"Gunakan kata-katamu," dia mengingatkan dengan tajam.
"Silahkan Pak, bolehkah aku datang?"
"Kurasa tidak," katanya, kebosanan menetes dari kata-katanya seperti gairahku berasal dari ujung jarinya.
"Puh-tolong," aku memohon saat dia dengan cepat menekan dua jari di dalam diriku dan melengkungkannya ke dinding depanku, menekan sepetak kecil jaringan yang selalu membuatku meledak.
"Katakan apa yang kamu pikirkan," dia menuntut.
Pikiran berputar di sekitar kepalaku sebelum menghilang terlalu cepat untuk diungkapkan.
Aku mengerang.
Pukulan berikutnya sangat brutal.
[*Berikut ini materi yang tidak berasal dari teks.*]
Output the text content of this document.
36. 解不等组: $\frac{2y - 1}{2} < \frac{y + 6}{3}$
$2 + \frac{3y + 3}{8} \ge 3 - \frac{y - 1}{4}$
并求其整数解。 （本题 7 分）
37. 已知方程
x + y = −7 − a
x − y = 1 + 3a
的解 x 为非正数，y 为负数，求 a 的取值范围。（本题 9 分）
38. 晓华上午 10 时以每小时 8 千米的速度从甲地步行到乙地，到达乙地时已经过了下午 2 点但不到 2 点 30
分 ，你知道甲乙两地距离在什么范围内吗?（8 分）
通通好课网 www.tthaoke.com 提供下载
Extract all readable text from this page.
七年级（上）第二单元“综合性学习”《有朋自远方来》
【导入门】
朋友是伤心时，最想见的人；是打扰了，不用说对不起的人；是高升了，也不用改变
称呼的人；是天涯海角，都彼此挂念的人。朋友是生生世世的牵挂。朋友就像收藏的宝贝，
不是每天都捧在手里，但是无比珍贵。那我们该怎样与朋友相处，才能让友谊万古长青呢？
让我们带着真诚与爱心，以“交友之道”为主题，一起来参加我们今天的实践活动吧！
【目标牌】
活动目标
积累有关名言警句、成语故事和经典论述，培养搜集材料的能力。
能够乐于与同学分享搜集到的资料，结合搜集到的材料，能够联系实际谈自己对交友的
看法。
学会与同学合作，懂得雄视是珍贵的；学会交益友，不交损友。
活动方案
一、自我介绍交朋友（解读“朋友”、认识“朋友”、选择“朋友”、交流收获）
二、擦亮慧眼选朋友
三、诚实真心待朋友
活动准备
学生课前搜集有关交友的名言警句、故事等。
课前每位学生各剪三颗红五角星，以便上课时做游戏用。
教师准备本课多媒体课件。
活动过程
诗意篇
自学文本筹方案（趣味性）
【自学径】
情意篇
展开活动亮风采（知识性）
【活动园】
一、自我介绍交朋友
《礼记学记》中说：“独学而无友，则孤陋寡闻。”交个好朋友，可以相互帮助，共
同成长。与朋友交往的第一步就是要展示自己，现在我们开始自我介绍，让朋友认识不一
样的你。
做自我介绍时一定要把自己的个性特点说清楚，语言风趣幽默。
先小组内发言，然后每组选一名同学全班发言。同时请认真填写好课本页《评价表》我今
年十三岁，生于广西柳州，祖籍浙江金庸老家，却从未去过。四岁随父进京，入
Aku mendesis melalui gigiku dan terhuyung-huyung mendekati orgasme.
"Tidak cukup baik. Katakan padaku; apakah Anda mengkhawatirkan pertunjukannya, tentang apa yang orang pikirkan tentang seni Anda, tentang diri Anda sendiri? Atau apakah Anda memikirkan aku; tentang jari-jariku di dalam vaginamu yang manis dan basah dan tanganku mencap pantatmu merah tua yang bagus?"